ちなみに木乃香は予選通過順位が三位なので、他の参加者からは当然注目を集めていた。

この試合の前に行われた中華部門では超鈴音と四葉五月が見事決勝に進んでおり、最早木乃香を初出場の中学生だと甘く見る者は居ない。

料理大会全体でも過去に決勝進出を果たした中学生は、昨年と今年の二年連続の超と五月だけである。

木乃香が三人目に加わるかという意味では、会場全体の注目度非常に高いものだった。



そして長いようで短い調理時間が終わるが、調理終了の合図と共に後片付けが終了しなかった者が三人ほど出る。

この料理大会は学園の主催の体育祭の正式競技なので、予選と同様に後片付けまで含めて終わらせるのが基本であった。

ただし採点割合や採点基準は参加者には詳しく知らされてないので、参加者によってはギリギリまで料理に集中する者も居る。

上位陣は基本的には全て終わらせるのが当然だが、予選下位の者は料理で一発逆転を狙う者もいるのだ。


「木乃香大丈夫かしら?」

そんな調理が終わる頃になると時間はすでに夕方であり、競技の終わった2-Aの少女達が集まっていた。

明日菜や夕映達も到着しており、観客席は試食と評価が進むのを見守っている。

試食の順番は予選下位の者からであり、木乃香は予選三位なのでラストから三番目だった。


「全くたいしたもんだよ」

「横島さん?」

「始めての大会で実力を出し切るのはなかなか難しいんだ。 よくまあこの観客の前であそこまで気が回るな」

一人一人順番が発表されるごとに観客は一喜一憂する。

そんな中で木乃香の出番になるが、横島が思わず唸ったのは木乃香がスイーツと一緒に提供する紅茶をいれる姿を見ていた時だった。

飲み物に関しては予選と同様に評価対象外ではあるが、その影響はやはり小さくはない。

そしてこの料理大会では試食直前に、最後の仕上げを行うことが認められている。

他の参加者が最後の仕上げにロールケーキにかけるソースや、沿えるアイスの仕上げなどを行う者が多い中で木乃香は紅茶をいれていた。
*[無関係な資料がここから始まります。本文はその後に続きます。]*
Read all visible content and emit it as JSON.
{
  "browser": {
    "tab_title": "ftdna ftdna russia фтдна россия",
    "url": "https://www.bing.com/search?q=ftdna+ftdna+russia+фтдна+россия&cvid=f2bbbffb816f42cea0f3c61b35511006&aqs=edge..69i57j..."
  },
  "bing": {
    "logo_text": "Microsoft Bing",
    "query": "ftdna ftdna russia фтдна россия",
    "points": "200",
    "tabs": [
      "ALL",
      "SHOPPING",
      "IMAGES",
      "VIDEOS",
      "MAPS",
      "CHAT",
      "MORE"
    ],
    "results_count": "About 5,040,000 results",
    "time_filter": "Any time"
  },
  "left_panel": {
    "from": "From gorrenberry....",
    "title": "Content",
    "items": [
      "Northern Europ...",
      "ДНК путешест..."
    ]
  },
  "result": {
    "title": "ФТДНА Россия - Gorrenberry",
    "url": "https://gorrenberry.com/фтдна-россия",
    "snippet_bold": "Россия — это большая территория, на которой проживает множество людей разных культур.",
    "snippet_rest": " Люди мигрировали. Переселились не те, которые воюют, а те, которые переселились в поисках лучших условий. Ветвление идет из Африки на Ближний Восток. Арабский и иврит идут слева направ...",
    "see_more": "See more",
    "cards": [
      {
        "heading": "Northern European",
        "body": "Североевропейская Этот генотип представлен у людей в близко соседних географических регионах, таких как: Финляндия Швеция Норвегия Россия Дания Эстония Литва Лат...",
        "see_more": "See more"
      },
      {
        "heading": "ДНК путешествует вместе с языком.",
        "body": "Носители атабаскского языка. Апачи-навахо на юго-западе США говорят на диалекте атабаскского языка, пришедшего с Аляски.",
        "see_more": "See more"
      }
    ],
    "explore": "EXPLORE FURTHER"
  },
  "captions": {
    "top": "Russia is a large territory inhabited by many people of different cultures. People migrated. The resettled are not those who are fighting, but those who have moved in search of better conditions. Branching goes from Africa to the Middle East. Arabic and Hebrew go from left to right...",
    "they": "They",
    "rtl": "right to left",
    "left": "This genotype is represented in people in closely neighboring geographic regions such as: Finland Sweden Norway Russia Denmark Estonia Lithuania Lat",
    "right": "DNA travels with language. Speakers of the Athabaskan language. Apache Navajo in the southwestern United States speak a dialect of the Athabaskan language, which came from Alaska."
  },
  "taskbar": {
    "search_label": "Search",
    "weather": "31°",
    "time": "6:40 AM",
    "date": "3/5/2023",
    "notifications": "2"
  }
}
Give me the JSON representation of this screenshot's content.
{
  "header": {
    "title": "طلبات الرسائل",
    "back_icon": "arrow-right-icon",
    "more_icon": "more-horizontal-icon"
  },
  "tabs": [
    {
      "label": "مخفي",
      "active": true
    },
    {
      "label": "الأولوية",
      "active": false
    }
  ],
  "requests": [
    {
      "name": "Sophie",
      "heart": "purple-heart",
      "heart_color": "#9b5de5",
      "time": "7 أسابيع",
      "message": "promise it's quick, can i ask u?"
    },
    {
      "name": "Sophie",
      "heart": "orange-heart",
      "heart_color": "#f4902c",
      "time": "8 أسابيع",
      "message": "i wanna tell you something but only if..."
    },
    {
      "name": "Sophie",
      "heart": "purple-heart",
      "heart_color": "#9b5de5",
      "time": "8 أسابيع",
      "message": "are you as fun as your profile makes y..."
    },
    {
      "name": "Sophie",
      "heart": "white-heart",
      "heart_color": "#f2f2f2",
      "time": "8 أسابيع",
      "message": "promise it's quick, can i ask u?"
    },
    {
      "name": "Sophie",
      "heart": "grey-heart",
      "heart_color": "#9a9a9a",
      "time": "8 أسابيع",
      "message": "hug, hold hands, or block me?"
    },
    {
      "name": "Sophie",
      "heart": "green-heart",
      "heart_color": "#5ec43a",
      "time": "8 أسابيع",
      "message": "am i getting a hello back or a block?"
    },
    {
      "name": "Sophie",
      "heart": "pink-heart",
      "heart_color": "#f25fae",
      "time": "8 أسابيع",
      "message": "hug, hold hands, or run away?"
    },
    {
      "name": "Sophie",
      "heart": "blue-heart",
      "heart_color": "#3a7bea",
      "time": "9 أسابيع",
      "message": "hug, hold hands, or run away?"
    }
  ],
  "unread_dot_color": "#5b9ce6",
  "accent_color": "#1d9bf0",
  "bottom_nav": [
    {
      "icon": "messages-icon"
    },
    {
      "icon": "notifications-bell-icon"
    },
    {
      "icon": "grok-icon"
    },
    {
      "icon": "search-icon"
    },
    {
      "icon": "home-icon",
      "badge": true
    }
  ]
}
それも特別気負いすることなく、いつもの手順でしっかりと紅茶をいれていたのである。


(いつも通りやれとは言ったけど、本当にいつも通りやれるんだからな)

木乃香も当然緊張はしているし、初の晴れ舞台に気合いも入っていた。

そんな中でも平常心を保ち、いつもの実力を出せたことは素晴らしいことである。

他の参加者に比べると無欲であり将来もかかってないのでプレッシャーは少ないのは確かだが、だからと言ってなかなか出来ることではない。

正直かつての横島には絶対に出来ないことだっただけに、そんな木乃香の姿に尊敬すらしていた。